Ну, а теперь оставим на несколько минут мою особу, мои грязные ногти и начищенные до блеска башмаки в седьмом номере трамвая. Семерка, уютно и старомодно покачиваясь (современные трамваи стали прямо-таки автоматами для водворения и выдворения пассажиров), проезжает мимо восточного крыла собора, заворачивает в Унтер Ташенмахер, едет к Альтермаркту и уже приближается к Сенному рынку, но только у Мальцмюле или самое позднее на повороте к Мальбюхелю, где обычно соскакивают на ходу, я начинаю обдумывать важное решение: пойти ли вначале домой, чтобы помочь отцу (или родителям; папина телеграмма: «Мать скончалась», которой я был обязан временным освобождением от моего идейно-казарменного сообщества, вполне могла оказаться блефом – ради меня мама была способна даже притвориться мертвой), или же доехать до Перленграбона, чтобы сперва посетить Бехтольдов. Оставим этот вопрос без ответа, пока трамвай не доберется до Мальцмюле, а сами вернемся на ассенизационные нивы, где я познакомился с Энгельбертом Бехтольдом, который о дальнейшем будет именоваться, как и все кёльнские Энгельберты, просто Энгелем, то есть Ангелом. Так его звали дома, в казарме, так его звал я, таковым он был даже по внешнему виду.

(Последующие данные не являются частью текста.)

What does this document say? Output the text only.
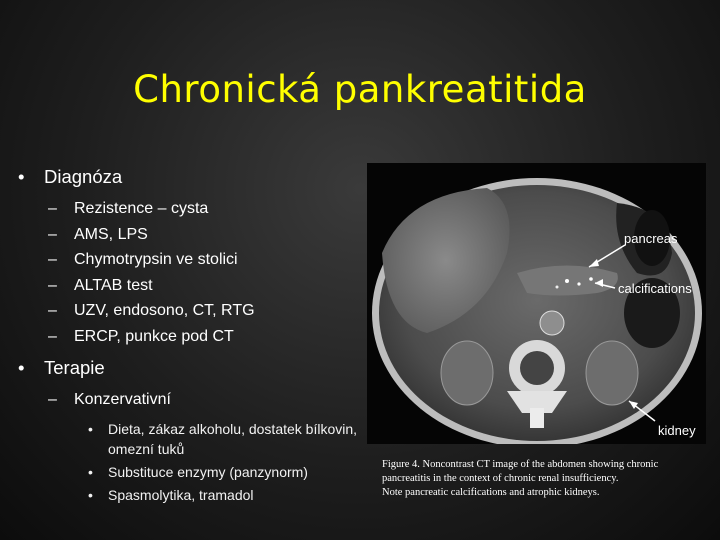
Chronická pankreatitida
• Diagnóza
– Rezistence – cysta
– AMS, LPS
– Chymotrypsin ve stolici
– ALTAB test
– UZV, endosono, CT, RTG
– ERCP, punkce pod CT
• Terapie
– Konzervativní
• Dieta, zákaz alkoholu, dostatek bílkovin, omezní tuků
• Substituce enzymy (panzynorm)
• Spasmolytika, tramadol
pancreas
calcifications
kidney
Figure 4. Noncontrast CT image of the abdomen showing chronic
pancreatitis in the context of chronic renal insufficiency.
Note pancreatic calcifications and atrophic kidneys.
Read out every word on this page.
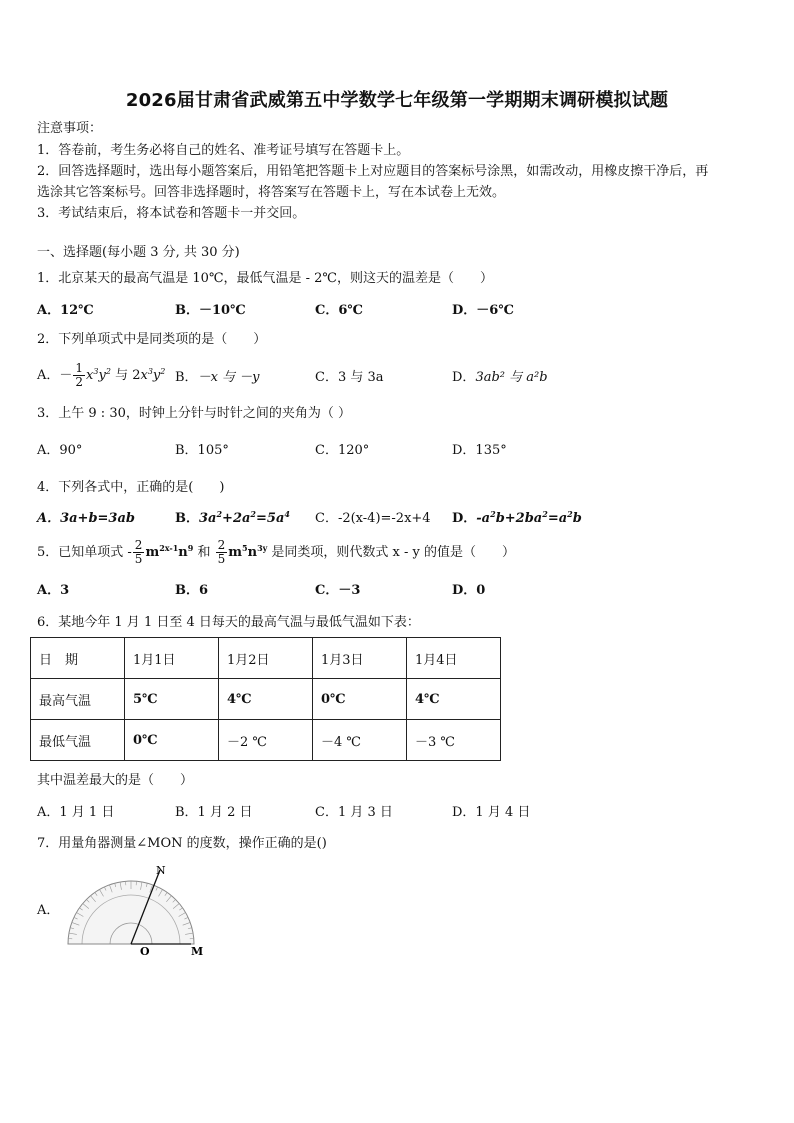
2026届甘肃省武威第五中学数学七年级第一学期期末调研模拟试题
注意事项：
1．答卷前，考生务必将自己的姓名、准考证号填写在答题卡上。
2．回答选择题时，选出每小题答案后，用铅笔把答题卡上对应题目的答案标号涂黑，如需改动，用橡皮擦干净后，再
选涂其它答案标号。回答非选择题时，将答案写在答题卡上，写在本试卷上无效。
3．考试结束后，将本试卷和答题卡一并交回。
一、选择题(每小题 3 分, 共 30 分)
1．北京某天的最高气温是 10℃，最低气温是 - 2℃，则这天的温差是（　　）
A．12℃	B．－10℃	C．6℃	D．－6℃
2．下列单项式中是同类项的是（　　）
A．－ $\frac{1}{2} x^3y^2$ 与 $2x^3y^2$ B．－x 与 －y	C．3 与 3a	D．3ab² 与 a²b
3．上午 9 : 30，时钟上分针与时针之间的夹角为（ ）
A．90°	B．105°	C．120°	D．135°
4．下列各式中，正确的是(　　)
A．3a+b=3ab	B．$3a^2+2a^2=5a^4$ C．-2(x-4)=-2x+4 D．$-a^2b+2ba^2=a^2b$
5．已知单项式 - $\frac{2}{5} m^{2x-1}n^9$ 和 $\frac{2}{5} m^5n^{3y}$ 是同类项，则代数式 x - y 的值是（　　）
A．3	B．6	C．－3	D．0
6．某地今年 1 月 1 日至 4 日每天的最高气温与最低气温如下表：
日　期	1月1日	1月2日	1月3日	1月4日
最高气温	5℃	4℃	0℃	4℃
最低气温	0℃	－2 ℃	－4 ℃	－3 ℃
其中温差最大的是（　　）
A．1 月 1 日	B．1 月 2 日	C．1 月 3 日	D．1 月 4 日
7．用量角器测量∠MON 的度数，操作正确的是()
A．
N
O	M
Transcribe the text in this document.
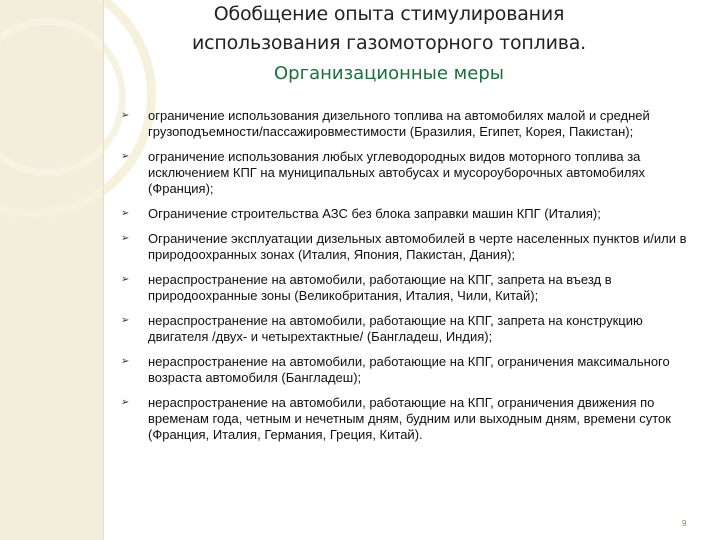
Обобщение опыта стимулирования
использования газомоторного топлива.
Организационные меры
➢ ограничение использования дизельного топлива на автомобилях малой и средней грузоподъемности/пассажировместимости (Бразилия, Египет, Корея, Пакистан);
➢ ограничение использования любых углеводородных видов моторного топлива за исключением КПГ на муниципальных автобусах и мусороуборочных автомобилях (Франция);
➢ Ограничение строительства АЗС без блока заправки машин КПГ (Италия);
➢ Ограничение эксплуатации дизельных автомобилей в черте населенных пунктов и/или в природоохранных зонах (Италия, Япония, Пакистан, Дания);
➢ нераспространение на автомобили, работающие на КПГ, запрета на въезд в природоохранные зоны (Великобритания, Италия, Чили, Китай);
➢ нераспространение на автомобили, работающие на КПГ, запрета на конструкцию двигателя /двух- и четырехтактные/ (Бангладеш, Индия);
➢ нераспространение на автомобили, работающие на КПГ, ограничения максимального возраста автомобиля (Бангладеш);
➢ нераспространение на автомобили, работающие на КПГ, ограничения движения по временам года, четным и нечетным дням, будним или выходным дням, времени суток (Франция, Италия, Германия, Греция, Китай).
9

Во исполнение заветной мечты моего начальника «сделать из меня человека», того самого начальника, которого я ткнул во время учения саперной лопатой в подколенную впадину (и притом ткнул не намеренно, в чем меня упрекают некоторые мои друзья, а… и это мое признание приведет их всех в ужас… а исключительно повинуясь воле провидения), так вот, во исполнение заветной мечты моего начальника меня во мгновение ока укатали в те райские кущи, где Ангел – в нашей части личность почти легендарная – уже три месяца, не разгибая спины и "с несгибаемой волей, выполнял самую разнообразную черную работу: ежедневно чистил громадную выгребную яму, не имевшую стока для нечистот (от цифровых данных я избавляю и себя и читателя), наливал помои в корыта для свиней, чистил и топил печи наших предводителей, наполнял ихние ведра углем, устранял следы их пиршеств (главным образом, блевотину, состоявшую из смеси пива и ликера с винегретом) и без конца перебирал наши почти неисчерпаемые картофельные запасы в погребе – выбрасывал гнилую картошку, чтобы гниль не распространялась дальше.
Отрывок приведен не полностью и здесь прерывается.